Pondré un ejemplo. Sin caña no hay zafra y sin ella no hay azúcar. Fenómenos como el éxodo del campo a la ciudad, escollos en sistemas de pago, limitaciones de recursos, falta de motivación e incentivos… han traído por consecuencia sensible ausencia de fuerza de trabajo a pie de surco y de plantaciones.
Provincias como la de Ciego de Ávila han organizado jornadas de trabajo productivo con fuerzas de la ciudad para plantar áreas de la gramínea.
Aun cuando ese aporte no cubra los niveles que el deterioro de años ha trazado, al menos es una forma digna de aporte obrero, institucional, popular.
La vieja praxis del pichón boquiabierto, esperando a que le echen –en este caso– la cucharadita de azúcar en el pico, me sabe a ingratitud, a indiferencia, a desidia… y ningún bien reporta en el empeño por salir del amargo bache en que llevamos algún tiempo ya metidos, patinando.
Con el perdón de quienes discrepen, pienso que debe llegar (tal vez volver) el momento en que cada territorio responda –de verdad– por su caña, por su industria, por su azúcar, sobre la base de sus potencialidades, de su infraestructura, de su tierra, de la integración de sus fuerzas internas y, por supuesto, de su gente.
¿Si en todas las provincias de este país –posiblemente con la excepción de la capital– al menos un central muele (las hay con más de uno) por qué cada una no puede autogarantizarse, al menos, el volumen de azúcar que ella demanda… y un extra para la nación, ojalá en continuo ascenso?
Que un territorio le envíe o le aporte ese necesario producto a otro es expresión de un balance que realiza o que planifica la economía del país.
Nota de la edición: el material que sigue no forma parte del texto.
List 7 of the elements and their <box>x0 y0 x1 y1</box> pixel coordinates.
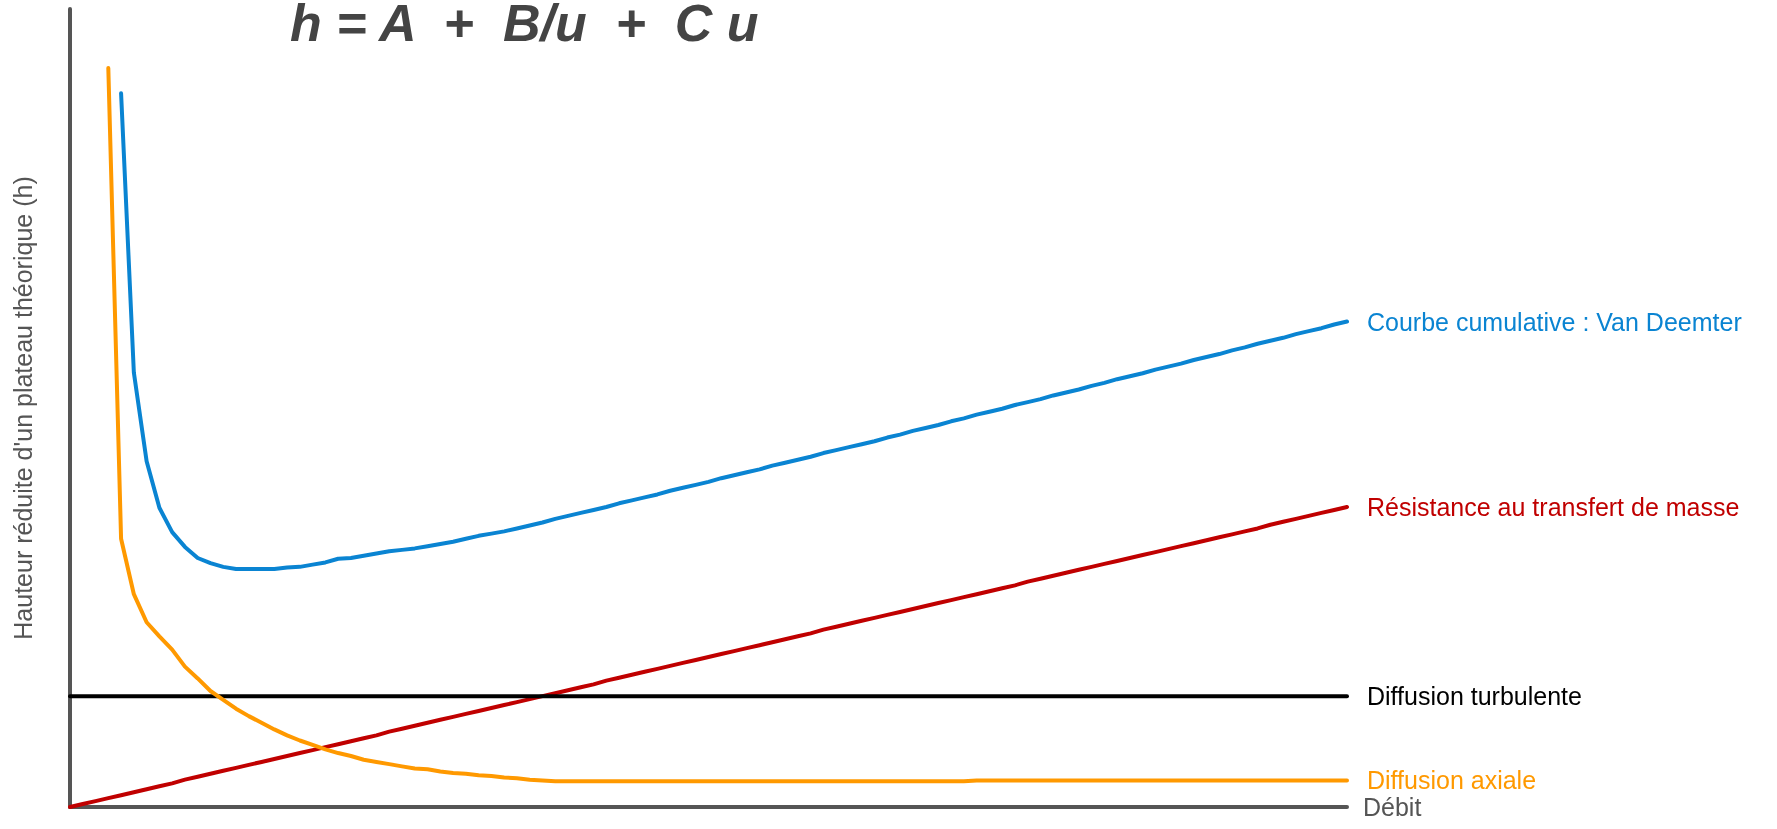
series-label: Diffusion axiale <box>1367 766 1537 795</box>
x-axis-title: Débit <box>1363 793 1422 821</box>
y-axis-title: Hauteur réduite d'un plateau théorique (h) <box>8 176 37 640</box>
series-label: Diffusion turbulente <box>1367 682 1582 711</box>
series-label: Résistance au transfert de masse <box>1367 493 1740 522</box>
chart-title: h = A + B/u + C u <box>290 0 759 52</box>
series-label: Courbe cumulative : Van Deemter <box>1367 307 1742 336</box>
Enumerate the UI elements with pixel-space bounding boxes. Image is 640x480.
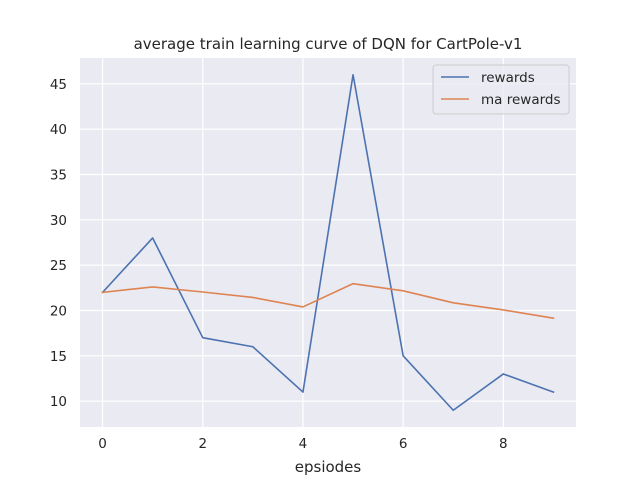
- x-axis-label: epsiodes: [295, 458, 362, 476]
- series-group: [101, 73, 555, 412]
- y-tick-label: 30: [50, 213, 67, 229]
- y-tick-label: 45: [50, 77, 67, 93]
- x-tick-labels: 0 2 4 6 8: [98, 436, 507, 452]
- chart-title: average train learning curve of DQN for …: [134, 35, 523, 53]
- grid-lines: [80, 58, 576, 427]
- x-tick-label: 4: [299, 436, 308, 452]
- x-tick-label: 6: [399, 436, 408, 452]
- y-tick-label: 10: [50, 394, 67, 410]
- y-tick-label: 25: [50, 258, 67, 274]
- y-tick-labels: 10 15 20 25 30 35 40 45: [50, 77, 67, 410]
- y-tick-label: 35: [50, 168, 67, 184]
- y-tick-label: 15: [50, 349, 67, 365]
- x-tick-label: 0: [98, 436, 107, 452]
- series-line-0: [101, 73, 555, 412]
- x-tick-label: 8: [499, 436, 508, 452]
- legend-label: rewards: [481, 70, 535, 86]
- y-tick-label: 20: [50, 303, 67, 319]
- x-tick-label: 2: [198, 436, 207, 452]
- series-line-1: [101, 282, 555, 320]
- legend: rewards ma rewards: [432, 64, 570, 115]
- y-tick-label: 40: [50, 122, 67, 138]
- legend-label: ma rewards: [481, 92, 561, 108]
- plot-area: [80, 58, 576, 427]
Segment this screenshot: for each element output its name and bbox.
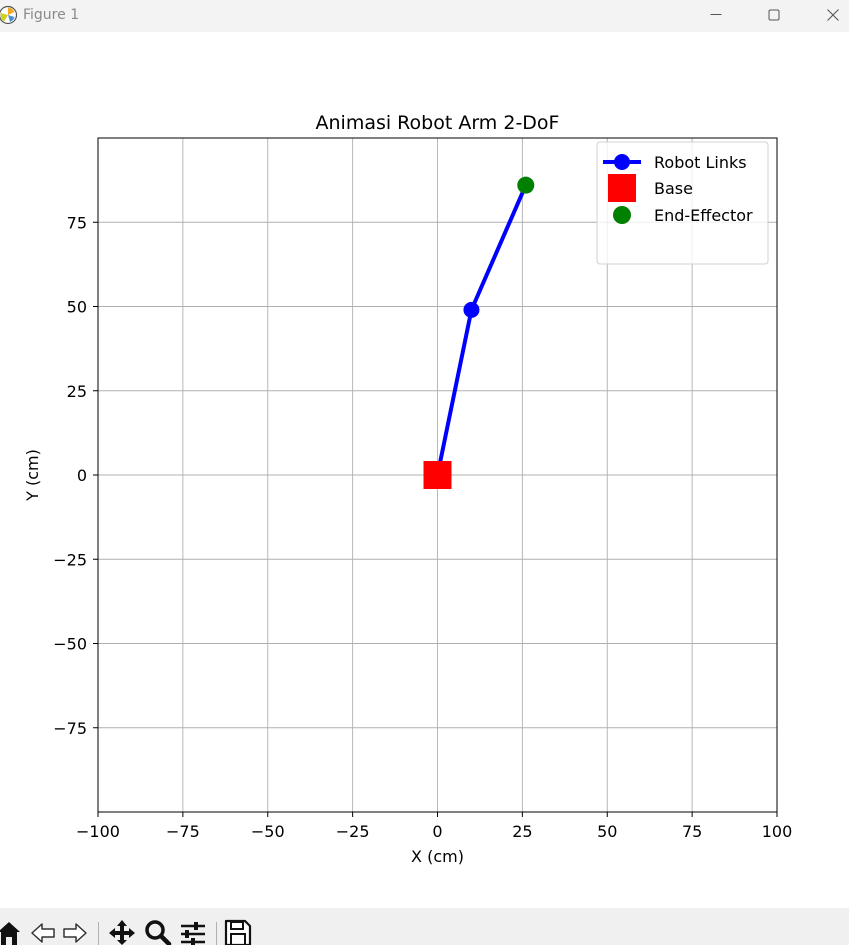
configure-subplots-button[interactable] xyxy=(179,918,209,945)
legend-box xyxy=(596,141,769,265)
close-button[interactable] xyxy=(810,0,849,32)
y-tick-label: 25 xyxy=(67,382,87,401)
y-tick-label: −50 xyxy=(53,635,87,654)
legend-label: Base xyxy=(654,179,693,198)
back-button[interactable] xyxy=(30,918,60,945)
x-tick-label: 50 xyxy=(597,822,617,841)
window-titlebar: Figure 1 xyxy=(0,0,849,32)
pan-icon xyxy=(109,920,135,945)
forward-icon xyxy=(63,923,87,943)
x-tick-label: 0 xyxy=(432,822,442,841)
robot-arm-chart: −100 −75 −50 −25 0 25 50 75 100−75−50−250255075 … xyxy=(23,112,792,866)
end-effector-point xyxy=(517,176,535,194)
y-tick-label: −25 xyxy=(53,550,87,569)
x-tick-label: −50 xyxy=(251,822,285,841)
data-series xyxy=(423,176,535,489)
minimize-icon xyxy=(710,14,722,15)
save-button[interactable] xyxy=(224,918,254,945)
zoom-button[interactable] xyxy=(144,918,174,945)
legend-label: End-Effector xyxy=(654,206,753,225)
y-tick-label: −75 xyxy=(53,719,87,738)
pan-button[interactable] xyxy=(107,918,137,945)
figure-canvas[interactable]: −100 −75 −50 −25 0 25 50 75 100 −75 −50 −25 0 25 50 75 … xyxy=(0,32,849,908)
legend: Robot Links Base End-Effector xyxy=(596,141,769,265)
home-icon xyxy=(0,922,20,945)
legend-marker-swatch xyxy=(613,206,631,224)
robot-links-line xyxy=(435,184,528,476)
y-axis-label: Y (cm) xyxy=(23,449,42,502)
navigation-toolbar xyxy=(0,908,849,945)
minimize-button[interactable] xyxy=(693,0,739,32)
toolbar-separator xyxy=(216,922,217,945)
robot-link-joint-point xyxy=(463,301,480,318)
back-icon xyxy=(31,923,55,943)
x-tick-label: 25 xyxy=(512,822,532,841)
base-point xyxy=(423,461,452,489)
x-tick-label: −25 xyxy=(336,822,370,841)
home-button[interactable] xyxy=(0,918,26,945)
chart-title: Animasi Robot Arm 2-DoF xyxy=(316,112,560,134)
x-axis-label: X (cm) xyxy=(411,847,464,866)
matplotlib-app-icon xyxy=(0,5,18,25)
window-title: Figure 1 xyxy=(23,7,80,23)
legend-label: Robot Links xyxy=(654,153,747,172)
maximize-button[interactable] xyxy=(751,0,797,32)
y-tick-label: 0 xyxy=(77,466,87,485)
axis-ticks: −100 −75 −50 −25 0 25 50 75 100 −75 −50 −25 0 25 50 75 xyxy=(53,213,792,841)
toolbar-separator xyxy=(98,922,99,945)
save-icon xyxy=(224,919,252,945)
x-tick-label: 75 xyxy=(682,822,702,841)
configure-subplots-icon xyxy=(181,922,205,945)
forward-button[interactable] xyxy=(62,918,92,945)
x-tick-label: −100 xyxy=(76,822,120,841)
maximize-icon xyxy=(768,9,780,21)
x-tick-label: −75 xyxy=(166,822,200,841)
y-tick-label: 50 xyxy=(67,298,87,317)
y-tick-label: 75 xyxy=(67,213,87,232)
zoom-icon xyxy=(145,920,172,945)
close-icon xyxy=(827,9,839,21)
x-tick-label: 100 xyxy=(762,822,793,841)
legend-marker-swatch xyxy=(614,154,630,170)
legend-marker-swatch xyxy=(608,174,636,202)
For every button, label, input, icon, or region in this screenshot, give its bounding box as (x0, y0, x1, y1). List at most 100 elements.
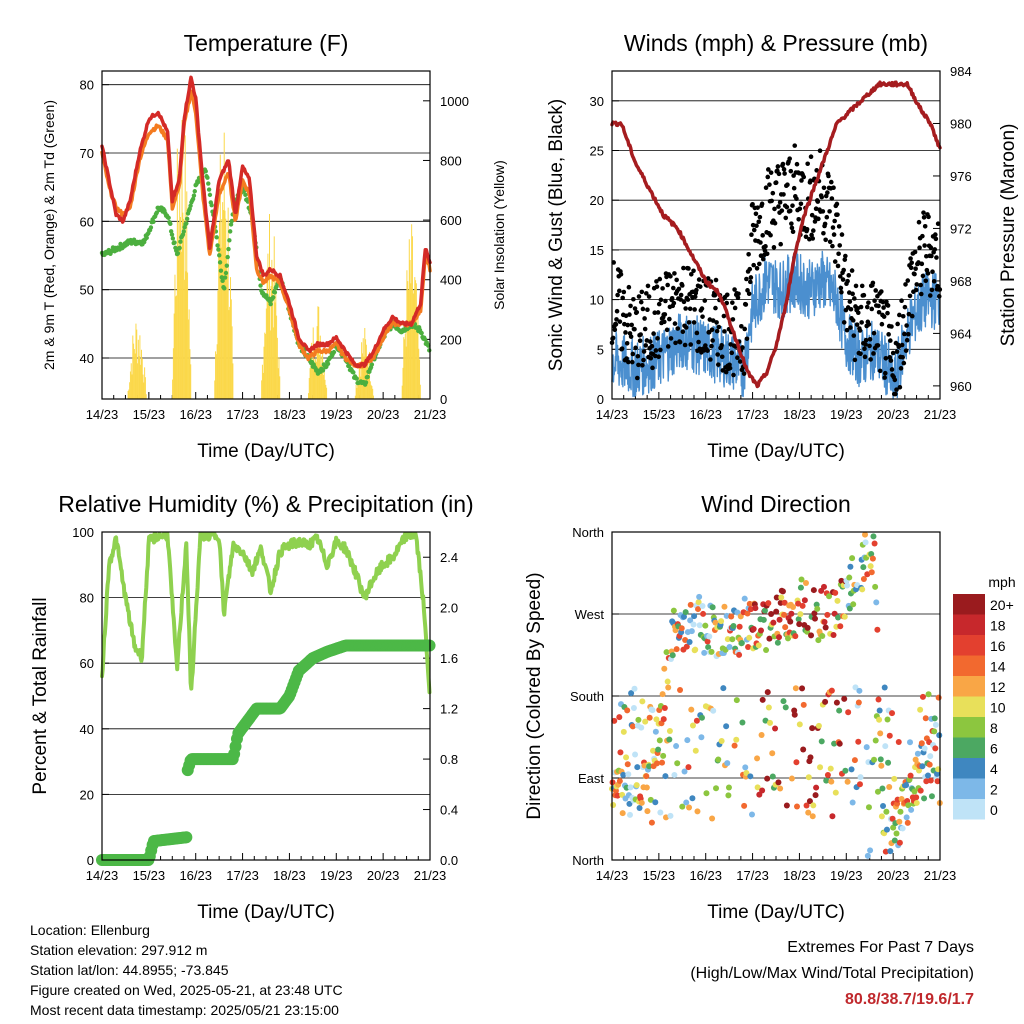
gust-point (694, 287, 699, 293)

Es incluso hasta solidario. Eso todos lo entenderíamos. Pienso, para volver a citar otro ejemplo, en el estable central Melanio Hernández, de Sancti Spíritus.
Ahora bien, que sea preciso enviarle azúcar a quienes pudiendo haber producido la suya, o haber ayudado más al país, no lo hicieron, no me parece del todo lógico, ni muy justo, y me deja un sabor ligeramente distinto.
Si hablamos de autonomía territorial, si los conceptos de guerra de todo el pueblo conciben la indispensable capacidad de asegurar internamente, en cada lugar, lo indispensable para resistir, continuar adelante y vencer, entonces honrosa reverencia ante una de las industrias más antiguas de la nación, patrimonio de ricos valores culturales, sería salvarla, darle vida, robustecerla y mantenerla entre todos, con todos, para el bien de todos y no solo con el concurso –a veces desgastante o desgastado– de quienes integran una nómina agrocañera o agroindustrial.
Nada de lo dicho es nuevo, como nada de ello tampoco ignora que el propósito debe ir más allá del –digamos– autoabastecimiento, y retornar incluso a niveles importantes de exportación; cuanto más altos, mejor.
Siempre lo hicimos. ¿Acaso vamos a renunciar a lograrlo otra vez?